Plan de la question
I. Définition:
II. Epidémiologie:
III. Pathogénie:
IV. Diagnostic positif:
A) Clinique :
1- Signes respiratoires :
2- Manifestations extra-respiratoires :
a/ Signes rénaux :
b/ Anémie :
c/ Autres :
B) Examens complémentaires :
1- Imagerie :
2- Biologie :
3- Immunologie :
4- EFR :
5- Fibroscopie bronchique :
6- Anatomopathologie :
C) Formes particulières :
1- Formes pulmonaires pures ou prédominantes :
2- Formes rénales pures ou prédominantes :
V. Evolution:
A) Spontanée :
B) Sous traitement :
VI. Traitement :
A) Buts :
B) Moyens :
C) Indications :
1- Formes pneumo-rénales :
2- Formes pulmonaires isolées :
3- Formes rénales pures :
D) Résultats, durée du TRT et suivi :
Le syndrome de Goodpasture
Objectifs pédagogiques :
a) Connaitre la définition historique
et physiopathologique.
b) Connaitre l’importance du Dg
différenciel.
c) Faire le Dg étiologique.
d) Connaitre les explorations
immunologiques et biologiques.
e) Connaitre les thérapeutiques :
symptomatique et étiologique.
I. Définition :
 Appelé aussi : maladie des Ac anti membrane basale glomérulaire (MGB).
 Maladie auto-immune associant une hémorragie pulmonaire, une glomérulonéphrite extra-capillaire, et des
auto-Ac dirigés contre les membranes basales glomérulaires et alvéolaires.
II. Epidémiologie :
 Maladie très rare (1 cas / 1 million d’habitants /an).
 Age moyen: 21-33 ans (avec des extrêmes : 8-73 ans).

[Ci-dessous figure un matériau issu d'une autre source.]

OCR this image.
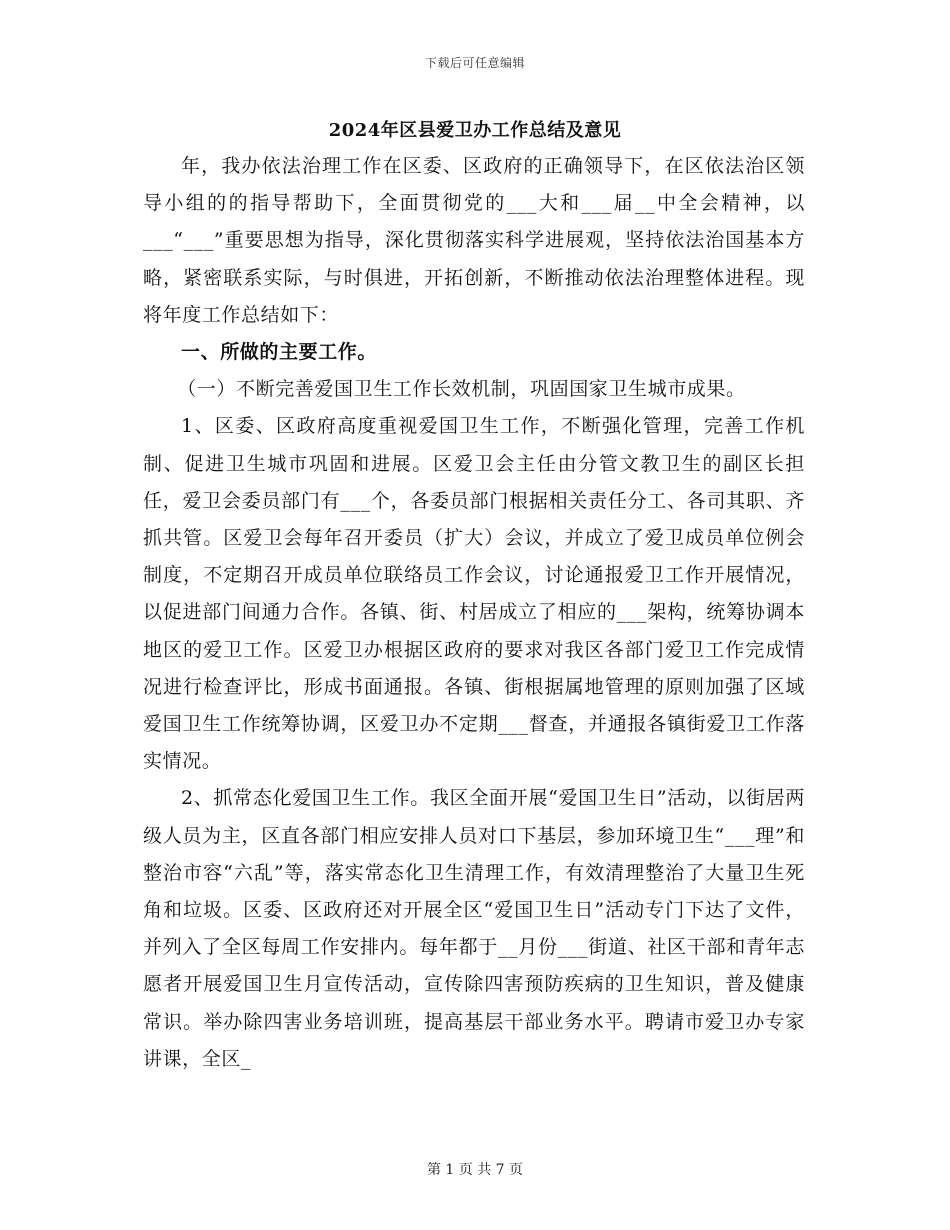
下载后可任意编辑
2024年区县爱卫办工作总结及意见

年，我办依法治理工作在区委、区政府的正确领导下，在区依法治区领导小组的的指导帮助下，全面贯彻党的___大和___届__中全会精神，以___“___”重要思想为指导，深化贯彻落实科学进展观，坚持依法治国基本方略，紧密联系实际，与时俱进，开拓创新，不断推动依法治理整体进程。现将年度工作总结如下：

一、所做的主要工作。

（一）不断完善爱国卫生工作长效机制，巩固国家卫生城市成果。

1、区委、区政府高度重视爱国卫生工作，不断强化管理，完善工作机制、促进卫生城市巩固和进展。区爱卫会主任由分管文教卫生的副区长担任，爱卫会委员部门有___个，各委员部门根据相关责任分工、各司其职、齐抓共管。区爱卫会每年召开委员（扩大）会议，并成立了爱卫成员单位例会制度，不定期召开成员单位联络员工作会议，讨论通报爱卫工作开展情况，以促进部门间通力合作。各镇、街、村居成立了相应的___架构，统筹协调本地区的爱卫工作。区爱卫办根据区政府的要求对我区各部门爱卫工作完成情况进行检查评比，形成书面通报。各镇、街根据属地管理的原则加强了区域爱国卫生工作统筹协调，区爱卫办不定期___督查，并通报各镇街爱卫工作落实情况。

2、抓常态化爱国卫生工作。我区全面开展“爱国卫生日”活动，以街居两级人员为主，区直各部门相应安排人员对口下基层，参加环境卫生“___理”和整治市容“六乱”等，落实常态化卫生清理工作，有效清理整治了大量卫生死角和垃圾。区委、区政府还对开展全区“爱国卫生日”活动专门下达了文件，并列入了全区每周工作安排内。每年都于__月份___街道、社区干部和青年志愿者开展爱国卫生月宣传活动，宣传除四害预防疾病的卫生知识，普及健康常识。举办除四害业务培训班，提高基层干部业务水平。聘请市爱卫办专家讲课，全区_

第 1 页 共 7 页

 Prédominance masculine (2H/1F).
 Pays nordiques et anglo-saxons (forte prévalence HLA DR2)
III. Pathogénie :
 Le syndrome de Goodpasture est secondaire à une immunisation contre un constituant spécifique des
membranes basales glomérulaires et alvéolaires, conduisant à la production d'auto-anticorps anti-MB.
IV. Diagnostic positif :
A) Clinique :
1- Signes respiratoires :
 Les symptômes suivants sont observés, isolés ou associés :
 Des hémoptysies souvent peu abondantes mais récidivantes.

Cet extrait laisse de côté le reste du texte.